Pour apprivoiser cette nouvelle solitude, il a profité de la dérogation d’ouverture des refuges afin de se trouver une nouvelle compagnie. Le chat qu'il a ramené chez lui s’appelait Perlin, il l'a rebaptisé Loki. “Ça fait de la présence dans l’appartement, il me donne un rythme de vie. Le matin, par exemple, il me réveille car il me réclame à manger.
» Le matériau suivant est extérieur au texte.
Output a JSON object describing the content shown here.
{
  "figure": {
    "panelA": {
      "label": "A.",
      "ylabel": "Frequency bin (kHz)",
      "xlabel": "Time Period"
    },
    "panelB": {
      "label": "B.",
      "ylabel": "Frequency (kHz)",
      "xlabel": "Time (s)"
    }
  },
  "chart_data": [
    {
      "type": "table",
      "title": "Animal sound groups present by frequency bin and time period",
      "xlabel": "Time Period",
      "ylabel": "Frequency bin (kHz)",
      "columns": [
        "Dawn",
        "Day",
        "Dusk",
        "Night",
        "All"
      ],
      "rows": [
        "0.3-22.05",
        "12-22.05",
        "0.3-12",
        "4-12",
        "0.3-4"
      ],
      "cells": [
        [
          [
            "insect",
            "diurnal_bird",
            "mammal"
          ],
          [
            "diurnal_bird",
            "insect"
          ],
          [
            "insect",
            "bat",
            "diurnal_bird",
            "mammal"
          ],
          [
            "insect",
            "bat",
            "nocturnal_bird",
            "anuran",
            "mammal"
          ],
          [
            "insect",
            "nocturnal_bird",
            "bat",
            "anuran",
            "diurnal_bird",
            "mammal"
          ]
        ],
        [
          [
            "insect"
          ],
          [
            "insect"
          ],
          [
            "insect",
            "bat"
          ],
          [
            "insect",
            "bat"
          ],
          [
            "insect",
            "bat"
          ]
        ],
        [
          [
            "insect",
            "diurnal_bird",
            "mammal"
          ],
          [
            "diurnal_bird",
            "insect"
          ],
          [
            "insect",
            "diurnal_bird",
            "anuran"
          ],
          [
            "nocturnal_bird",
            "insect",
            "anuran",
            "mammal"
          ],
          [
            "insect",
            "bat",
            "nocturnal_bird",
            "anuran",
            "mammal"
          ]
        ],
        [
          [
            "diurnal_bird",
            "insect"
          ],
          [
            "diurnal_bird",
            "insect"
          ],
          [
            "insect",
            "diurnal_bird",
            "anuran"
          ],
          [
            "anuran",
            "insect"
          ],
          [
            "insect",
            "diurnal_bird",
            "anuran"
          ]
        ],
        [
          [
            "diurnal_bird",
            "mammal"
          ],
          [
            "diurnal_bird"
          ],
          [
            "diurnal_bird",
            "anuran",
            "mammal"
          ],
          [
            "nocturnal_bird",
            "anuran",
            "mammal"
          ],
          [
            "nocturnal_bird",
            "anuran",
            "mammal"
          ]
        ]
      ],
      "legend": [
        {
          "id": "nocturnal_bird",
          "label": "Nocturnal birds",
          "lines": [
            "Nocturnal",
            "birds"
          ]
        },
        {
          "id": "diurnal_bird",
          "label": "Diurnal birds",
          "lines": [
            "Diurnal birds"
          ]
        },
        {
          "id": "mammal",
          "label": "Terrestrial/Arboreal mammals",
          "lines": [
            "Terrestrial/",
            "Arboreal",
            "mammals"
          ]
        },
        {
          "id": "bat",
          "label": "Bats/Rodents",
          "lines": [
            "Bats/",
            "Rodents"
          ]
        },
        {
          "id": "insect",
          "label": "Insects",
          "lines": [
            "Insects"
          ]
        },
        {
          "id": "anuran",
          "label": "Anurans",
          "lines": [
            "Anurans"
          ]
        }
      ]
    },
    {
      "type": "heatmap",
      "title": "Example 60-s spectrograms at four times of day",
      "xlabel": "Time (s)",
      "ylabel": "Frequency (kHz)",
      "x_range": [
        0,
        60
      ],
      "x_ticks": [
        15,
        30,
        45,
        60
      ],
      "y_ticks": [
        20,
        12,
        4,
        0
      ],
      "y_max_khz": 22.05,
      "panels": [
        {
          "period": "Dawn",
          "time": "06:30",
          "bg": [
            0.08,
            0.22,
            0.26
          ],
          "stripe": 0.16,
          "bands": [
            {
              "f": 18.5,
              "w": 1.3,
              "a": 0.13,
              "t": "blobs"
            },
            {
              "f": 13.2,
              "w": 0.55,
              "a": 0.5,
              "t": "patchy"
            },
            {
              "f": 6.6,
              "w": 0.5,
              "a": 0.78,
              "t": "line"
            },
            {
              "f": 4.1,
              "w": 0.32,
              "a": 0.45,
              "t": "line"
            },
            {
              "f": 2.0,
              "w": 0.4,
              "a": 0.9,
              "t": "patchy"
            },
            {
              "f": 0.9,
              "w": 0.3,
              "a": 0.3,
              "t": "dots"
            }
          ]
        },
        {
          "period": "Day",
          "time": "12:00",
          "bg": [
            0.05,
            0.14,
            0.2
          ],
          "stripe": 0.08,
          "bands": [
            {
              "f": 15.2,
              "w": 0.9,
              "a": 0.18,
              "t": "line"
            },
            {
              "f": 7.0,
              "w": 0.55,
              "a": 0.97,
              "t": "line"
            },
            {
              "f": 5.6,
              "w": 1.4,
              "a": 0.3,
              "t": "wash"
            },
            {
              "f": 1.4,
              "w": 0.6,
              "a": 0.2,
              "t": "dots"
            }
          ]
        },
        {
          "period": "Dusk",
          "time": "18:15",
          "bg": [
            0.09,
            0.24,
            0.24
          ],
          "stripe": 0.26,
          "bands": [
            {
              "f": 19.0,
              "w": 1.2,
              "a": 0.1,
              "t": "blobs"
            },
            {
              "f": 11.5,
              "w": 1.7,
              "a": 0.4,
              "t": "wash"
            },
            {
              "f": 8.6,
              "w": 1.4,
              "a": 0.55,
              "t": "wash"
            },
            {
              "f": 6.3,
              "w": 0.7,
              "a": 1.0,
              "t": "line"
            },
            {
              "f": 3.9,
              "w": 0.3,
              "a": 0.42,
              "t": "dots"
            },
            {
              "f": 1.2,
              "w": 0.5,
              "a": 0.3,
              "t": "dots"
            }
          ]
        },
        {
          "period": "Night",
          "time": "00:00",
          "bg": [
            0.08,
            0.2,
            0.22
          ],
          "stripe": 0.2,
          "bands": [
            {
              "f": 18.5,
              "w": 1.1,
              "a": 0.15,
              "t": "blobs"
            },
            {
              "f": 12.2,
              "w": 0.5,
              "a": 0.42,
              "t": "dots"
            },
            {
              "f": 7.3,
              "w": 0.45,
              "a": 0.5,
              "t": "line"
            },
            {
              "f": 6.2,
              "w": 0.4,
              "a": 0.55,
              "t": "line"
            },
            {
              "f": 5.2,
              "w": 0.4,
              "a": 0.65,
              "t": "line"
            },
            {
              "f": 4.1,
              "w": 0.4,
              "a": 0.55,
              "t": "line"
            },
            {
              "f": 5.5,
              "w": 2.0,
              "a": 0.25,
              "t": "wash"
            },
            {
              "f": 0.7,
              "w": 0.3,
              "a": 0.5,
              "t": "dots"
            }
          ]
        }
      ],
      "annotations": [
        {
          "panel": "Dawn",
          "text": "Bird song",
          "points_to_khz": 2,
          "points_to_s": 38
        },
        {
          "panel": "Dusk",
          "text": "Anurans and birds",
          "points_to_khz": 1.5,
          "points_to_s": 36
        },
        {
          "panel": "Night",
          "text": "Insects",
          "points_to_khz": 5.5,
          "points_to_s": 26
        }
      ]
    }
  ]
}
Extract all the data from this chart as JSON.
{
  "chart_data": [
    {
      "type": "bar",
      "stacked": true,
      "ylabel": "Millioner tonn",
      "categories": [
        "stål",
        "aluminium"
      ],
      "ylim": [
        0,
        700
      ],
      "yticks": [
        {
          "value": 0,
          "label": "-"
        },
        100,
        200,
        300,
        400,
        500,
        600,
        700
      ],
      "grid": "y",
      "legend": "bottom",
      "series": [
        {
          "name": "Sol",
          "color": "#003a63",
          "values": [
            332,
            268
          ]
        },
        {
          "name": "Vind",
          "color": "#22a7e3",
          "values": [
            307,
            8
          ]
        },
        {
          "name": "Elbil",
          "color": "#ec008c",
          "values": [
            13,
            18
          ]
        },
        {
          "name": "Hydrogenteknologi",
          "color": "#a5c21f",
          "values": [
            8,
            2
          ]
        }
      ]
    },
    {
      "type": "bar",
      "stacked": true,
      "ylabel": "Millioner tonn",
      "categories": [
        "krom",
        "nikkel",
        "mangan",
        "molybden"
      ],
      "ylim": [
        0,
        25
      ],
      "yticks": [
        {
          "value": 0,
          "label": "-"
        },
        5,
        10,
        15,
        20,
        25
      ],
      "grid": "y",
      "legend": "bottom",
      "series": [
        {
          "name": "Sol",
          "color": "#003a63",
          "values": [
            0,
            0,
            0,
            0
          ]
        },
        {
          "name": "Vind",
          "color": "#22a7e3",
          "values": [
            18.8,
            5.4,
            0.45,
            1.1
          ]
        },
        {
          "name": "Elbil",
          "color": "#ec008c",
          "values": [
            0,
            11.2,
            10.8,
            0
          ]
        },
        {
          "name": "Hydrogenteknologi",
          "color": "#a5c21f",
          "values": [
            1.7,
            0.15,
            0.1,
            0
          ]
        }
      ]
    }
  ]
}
Et même si en ce moment je travaille à distance, je ne suis pas en retard grâce à lui”, sourit Paul, qui s’étonne du lien qu’il a tissé, si rapidement, avec ce chat âgé de 9 ans.
Réagir face aux abandons
Outre les adoptions, il y a aussi eu de belles initiatives pour venir en aide aux refuges et aux associations. À Sélestat, alors que Christophe Brochet et sa femme venaient d’adopter un chien en octobre, ils sont quand même devenus famille d’accueil pour la première fois. Le déclencheur : “On a vu des articles sur les Chinois qui se débarrassaient des chiens à cause de la peur du Covid”, explique Christophe Brochet. Le couple a ouvert sa porte à Darbi, un chien de chasse qui patientait à la SPA d’Ebersheim. “Certains bénévoles qui ne pouvaient plus se rendre au refuge ont souhaité accueillir ces animaux. Par la suite, des gens se sont aussi proposés spontanément pour que les chats ne restent pas seuls trop longtemps”, développe Anaïs Loas, secrétaire de l’association strasbourgeoise Éthique et respect animal (ERA) qui a déjà recueilli près de 220 chats abandonnés depuis le début de l’année.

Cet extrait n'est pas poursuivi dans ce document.